Ambition. Like “professionalism,” and indeed “real men” – “ambition” is an over-used to the point of meaninglessness, hollowed-out, fundamentally ambiguous word, and a sword suitable for extraction from the stone, malleable for wielding and mass persecution by only the sharpest-elbowed duelers. The critical self-reflection component of “ambition” is of course to be lauded, as is the inherent consideration of the passage of time – one must assume that those rendered immortal must lose any aspirations of ambition, favouring a “when it’s done” approach to all things. But just like there’s no entrance exam nor certification for an “audiophile” – ambition is entirely subjective. And, surely, the truly ambitious – the post-ambitious, or rather: successful – would be possessed of a far greater and more well-rounded clarity and humility of personal vision to shirk such a classification? Perhaps a more charitable reading, rather than seeing it as a sword, is that the claims of ambition among those with less than a billion in the bank, or millions of followers, or currencies bearing their visage, should be considered a shield – an aspiration, a plea: “I’m aiming higher than where I’m currently at.”
Fine. But where can any of us truly aim, in this day and age? And I’m not talking about the impossibility of reaching the housing ladder that is a reality for so many, the rise and permanence of food banks, the cutting away of safety nets, the absurdity of Brexit and the decline in living standards and rises in the cost of living and so on.
The World Wildlife Fund (WWF) and Zoological Society of London have published the Living Planet Index (LPI) which has tracked the average decline in wildlife populations since the 1970s. It’s fallen 69%. It coheres with an infamous 1972 MIT study that predicted society would collapse due to economic growth in the middle of this century, whose hypothesis was revisited and confirmed by KPMG’s sustainability and dynamic system analysis lead at the end of 2020.
Doesn’t it at some point become obscene to think about personal ambition amid such a crisis? And yet the business-as-usual vacuum that we all live in – its complete perimeter and shape having revealed itself fully during the 2020 lockdowns, those edges softening and fading away, now, for the majority – continues apace. With even bigger blinkers on.
Although, as with all science, there are issues with the way this data should be taken, the bottom line, if we are to counter the climate crisis, which is perhaps the greatest existential crisis we’ve ever faced – The End Is Nigh to end all End Is Nighs – is that we need a few billion psychic light bulbs to get themselves illuminated – really fucking quickly. And it must be a broad church: it must occur across the board in real men, real women and real non-binaries, or even the unreal, and simulacrums of every shade of grey therein, among the self-described ambitious, or even the sofa-dwelling inertia-riddled ones.

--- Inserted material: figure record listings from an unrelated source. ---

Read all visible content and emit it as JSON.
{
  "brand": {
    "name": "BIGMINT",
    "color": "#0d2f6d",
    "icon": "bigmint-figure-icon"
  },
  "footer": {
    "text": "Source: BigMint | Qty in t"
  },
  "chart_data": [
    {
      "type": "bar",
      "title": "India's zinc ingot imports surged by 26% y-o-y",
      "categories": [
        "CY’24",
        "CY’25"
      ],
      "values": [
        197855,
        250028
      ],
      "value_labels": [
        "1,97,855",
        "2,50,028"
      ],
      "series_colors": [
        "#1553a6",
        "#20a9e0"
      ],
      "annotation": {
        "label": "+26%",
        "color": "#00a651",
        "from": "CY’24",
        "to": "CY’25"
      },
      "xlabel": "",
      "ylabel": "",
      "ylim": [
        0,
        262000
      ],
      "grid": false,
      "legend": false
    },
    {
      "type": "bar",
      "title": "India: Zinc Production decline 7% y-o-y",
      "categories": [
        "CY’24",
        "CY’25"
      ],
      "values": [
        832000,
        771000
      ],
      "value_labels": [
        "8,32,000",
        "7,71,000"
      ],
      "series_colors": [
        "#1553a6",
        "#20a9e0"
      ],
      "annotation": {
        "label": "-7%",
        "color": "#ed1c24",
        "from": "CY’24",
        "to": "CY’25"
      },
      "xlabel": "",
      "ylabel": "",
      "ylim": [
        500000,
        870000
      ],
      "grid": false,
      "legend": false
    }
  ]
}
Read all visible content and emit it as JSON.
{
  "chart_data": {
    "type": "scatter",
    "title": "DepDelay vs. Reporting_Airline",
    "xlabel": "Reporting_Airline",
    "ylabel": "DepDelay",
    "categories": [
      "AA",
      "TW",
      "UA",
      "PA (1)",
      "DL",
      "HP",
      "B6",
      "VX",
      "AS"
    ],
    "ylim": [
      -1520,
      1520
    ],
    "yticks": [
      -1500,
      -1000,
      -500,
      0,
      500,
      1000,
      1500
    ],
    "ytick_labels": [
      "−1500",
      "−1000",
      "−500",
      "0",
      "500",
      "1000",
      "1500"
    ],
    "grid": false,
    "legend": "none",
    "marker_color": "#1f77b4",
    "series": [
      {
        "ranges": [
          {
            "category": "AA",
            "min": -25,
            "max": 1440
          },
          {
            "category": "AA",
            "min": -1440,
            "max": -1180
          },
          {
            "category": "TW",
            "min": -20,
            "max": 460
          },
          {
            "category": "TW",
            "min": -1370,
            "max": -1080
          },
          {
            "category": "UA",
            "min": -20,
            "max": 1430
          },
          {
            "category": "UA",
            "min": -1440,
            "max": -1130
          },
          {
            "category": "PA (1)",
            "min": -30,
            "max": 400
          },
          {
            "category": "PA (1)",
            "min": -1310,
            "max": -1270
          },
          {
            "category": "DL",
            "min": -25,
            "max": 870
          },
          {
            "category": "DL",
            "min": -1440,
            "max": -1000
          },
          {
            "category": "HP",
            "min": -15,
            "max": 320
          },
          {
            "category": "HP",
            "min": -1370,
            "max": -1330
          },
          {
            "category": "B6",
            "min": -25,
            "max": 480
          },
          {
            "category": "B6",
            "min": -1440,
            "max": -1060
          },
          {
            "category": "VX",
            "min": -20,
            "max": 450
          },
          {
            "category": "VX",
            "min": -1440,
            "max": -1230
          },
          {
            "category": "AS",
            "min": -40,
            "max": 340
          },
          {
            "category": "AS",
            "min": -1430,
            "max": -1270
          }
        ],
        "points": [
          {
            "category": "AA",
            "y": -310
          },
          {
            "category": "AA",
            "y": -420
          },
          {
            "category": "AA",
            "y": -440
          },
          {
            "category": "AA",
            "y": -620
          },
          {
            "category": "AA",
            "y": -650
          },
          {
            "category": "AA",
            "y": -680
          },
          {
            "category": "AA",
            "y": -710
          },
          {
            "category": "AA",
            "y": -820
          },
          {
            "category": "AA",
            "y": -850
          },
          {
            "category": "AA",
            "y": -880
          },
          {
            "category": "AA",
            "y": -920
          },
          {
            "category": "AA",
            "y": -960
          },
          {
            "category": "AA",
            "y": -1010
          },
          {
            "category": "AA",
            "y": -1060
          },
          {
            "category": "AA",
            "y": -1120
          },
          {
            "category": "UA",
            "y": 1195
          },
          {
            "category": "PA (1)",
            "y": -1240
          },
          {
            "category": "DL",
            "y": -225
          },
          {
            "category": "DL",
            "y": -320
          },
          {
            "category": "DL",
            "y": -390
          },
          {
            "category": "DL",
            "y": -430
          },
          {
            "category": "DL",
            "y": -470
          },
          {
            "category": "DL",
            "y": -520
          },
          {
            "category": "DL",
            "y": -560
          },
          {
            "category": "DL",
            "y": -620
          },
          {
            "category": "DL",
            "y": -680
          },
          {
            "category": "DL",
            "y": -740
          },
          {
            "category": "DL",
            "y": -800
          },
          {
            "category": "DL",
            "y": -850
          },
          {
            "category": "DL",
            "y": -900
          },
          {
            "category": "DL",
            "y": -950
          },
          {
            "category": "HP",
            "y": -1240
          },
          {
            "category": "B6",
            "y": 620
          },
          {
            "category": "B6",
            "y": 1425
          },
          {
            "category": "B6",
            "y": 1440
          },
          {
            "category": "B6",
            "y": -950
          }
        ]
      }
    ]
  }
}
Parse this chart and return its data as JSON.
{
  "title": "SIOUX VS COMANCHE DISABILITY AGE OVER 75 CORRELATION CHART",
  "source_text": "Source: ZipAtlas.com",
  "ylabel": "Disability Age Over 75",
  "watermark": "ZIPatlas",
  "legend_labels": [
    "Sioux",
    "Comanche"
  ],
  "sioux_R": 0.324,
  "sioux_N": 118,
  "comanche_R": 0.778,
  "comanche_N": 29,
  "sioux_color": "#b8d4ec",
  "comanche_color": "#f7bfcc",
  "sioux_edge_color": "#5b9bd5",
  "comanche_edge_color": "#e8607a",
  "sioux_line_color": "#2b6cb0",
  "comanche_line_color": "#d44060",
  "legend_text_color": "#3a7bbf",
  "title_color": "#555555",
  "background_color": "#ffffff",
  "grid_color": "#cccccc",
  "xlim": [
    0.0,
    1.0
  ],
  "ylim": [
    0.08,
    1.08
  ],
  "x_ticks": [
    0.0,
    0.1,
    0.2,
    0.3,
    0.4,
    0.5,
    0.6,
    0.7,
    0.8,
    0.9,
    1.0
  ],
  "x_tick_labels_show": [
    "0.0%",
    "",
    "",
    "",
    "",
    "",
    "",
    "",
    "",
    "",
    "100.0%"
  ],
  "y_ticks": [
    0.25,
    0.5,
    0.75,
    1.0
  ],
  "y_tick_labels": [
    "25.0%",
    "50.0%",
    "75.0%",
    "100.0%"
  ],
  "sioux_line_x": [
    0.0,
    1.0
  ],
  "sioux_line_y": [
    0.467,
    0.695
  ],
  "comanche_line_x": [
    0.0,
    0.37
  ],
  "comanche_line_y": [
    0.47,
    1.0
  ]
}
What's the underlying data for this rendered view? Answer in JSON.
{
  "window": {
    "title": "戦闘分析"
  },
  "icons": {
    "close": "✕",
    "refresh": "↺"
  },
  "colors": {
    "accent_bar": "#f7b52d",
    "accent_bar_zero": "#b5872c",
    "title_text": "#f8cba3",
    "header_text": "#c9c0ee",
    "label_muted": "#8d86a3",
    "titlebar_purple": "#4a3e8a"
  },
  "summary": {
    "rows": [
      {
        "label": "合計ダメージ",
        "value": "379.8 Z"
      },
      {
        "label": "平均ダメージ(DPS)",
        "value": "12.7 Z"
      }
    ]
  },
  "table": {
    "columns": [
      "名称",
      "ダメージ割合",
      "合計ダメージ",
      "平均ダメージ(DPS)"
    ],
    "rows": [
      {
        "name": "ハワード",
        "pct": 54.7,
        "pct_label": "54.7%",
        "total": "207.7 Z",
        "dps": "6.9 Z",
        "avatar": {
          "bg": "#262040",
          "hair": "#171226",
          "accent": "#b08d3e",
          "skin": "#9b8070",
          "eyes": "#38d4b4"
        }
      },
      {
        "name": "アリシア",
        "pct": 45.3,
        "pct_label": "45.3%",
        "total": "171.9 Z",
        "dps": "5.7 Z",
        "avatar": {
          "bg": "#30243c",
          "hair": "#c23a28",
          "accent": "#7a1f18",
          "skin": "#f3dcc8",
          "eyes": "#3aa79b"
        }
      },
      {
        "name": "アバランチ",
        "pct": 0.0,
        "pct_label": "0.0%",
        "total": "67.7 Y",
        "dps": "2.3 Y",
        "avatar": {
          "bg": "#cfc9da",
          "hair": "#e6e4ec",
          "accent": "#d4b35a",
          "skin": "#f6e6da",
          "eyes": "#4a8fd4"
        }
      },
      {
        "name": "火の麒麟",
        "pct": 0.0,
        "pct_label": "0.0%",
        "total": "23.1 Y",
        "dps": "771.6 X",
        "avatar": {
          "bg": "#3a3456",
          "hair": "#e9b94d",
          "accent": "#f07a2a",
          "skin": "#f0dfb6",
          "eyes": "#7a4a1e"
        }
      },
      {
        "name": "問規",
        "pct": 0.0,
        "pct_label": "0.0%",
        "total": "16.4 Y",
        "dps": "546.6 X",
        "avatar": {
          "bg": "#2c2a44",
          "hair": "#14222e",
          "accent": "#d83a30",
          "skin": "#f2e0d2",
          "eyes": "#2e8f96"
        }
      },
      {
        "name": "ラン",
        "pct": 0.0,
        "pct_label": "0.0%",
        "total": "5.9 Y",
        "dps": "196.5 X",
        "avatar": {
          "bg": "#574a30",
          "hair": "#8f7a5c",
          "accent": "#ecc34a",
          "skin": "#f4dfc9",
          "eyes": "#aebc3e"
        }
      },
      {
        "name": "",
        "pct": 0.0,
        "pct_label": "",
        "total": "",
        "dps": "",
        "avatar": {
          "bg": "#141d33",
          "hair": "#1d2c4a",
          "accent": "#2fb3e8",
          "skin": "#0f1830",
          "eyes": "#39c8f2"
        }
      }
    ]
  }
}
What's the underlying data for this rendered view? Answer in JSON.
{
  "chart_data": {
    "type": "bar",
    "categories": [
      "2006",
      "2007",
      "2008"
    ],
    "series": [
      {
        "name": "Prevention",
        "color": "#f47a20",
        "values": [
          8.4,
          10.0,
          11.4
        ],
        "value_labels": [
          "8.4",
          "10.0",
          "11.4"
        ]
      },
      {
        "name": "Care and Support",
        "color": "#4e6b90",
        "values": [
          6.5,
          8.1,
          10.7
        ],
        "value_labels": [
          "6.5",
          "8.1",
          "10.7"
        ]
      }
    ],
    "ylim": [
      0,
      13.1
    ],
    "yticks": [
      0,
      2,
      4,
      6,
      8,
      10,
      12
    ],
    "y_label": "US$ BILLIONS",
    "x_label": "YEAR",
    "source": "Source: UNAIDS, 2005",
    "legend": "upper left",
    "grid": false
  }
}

At its height, Nasa had 400,000 working on the Apollo moon program. It’s a cliche that everyone wants to build something, but nobody wants to maintain it, and it is a source of deep sadness in any space nerd that we haven’t got moon bases or had more frequent trips up there. But if we roused 400,000 for that noblest of ambitions and giant leaps of adventure, surely we must be able to rouse a few more zeroes on top – 4 billion? – to dedicate ourselves earnestly to the cause of reversing the monstrous harm humans have inflicted on the natural world and securing our future?
It’s quite likely that the small matter of our impending oblivion’s obfuscation in daily discourse and swathes of the mainstream media (even climate crisis reports don’t lean in as hard as many climate scientists) is contributing to the very same relationship malaise outlined at the start of this article. It’s so much bigger than money and sex and relationships and any ambition any individual human may have. And although I’m preternaturally comfortable in my solitude, at times having that awareness does feel like an outrageously lonely place to be.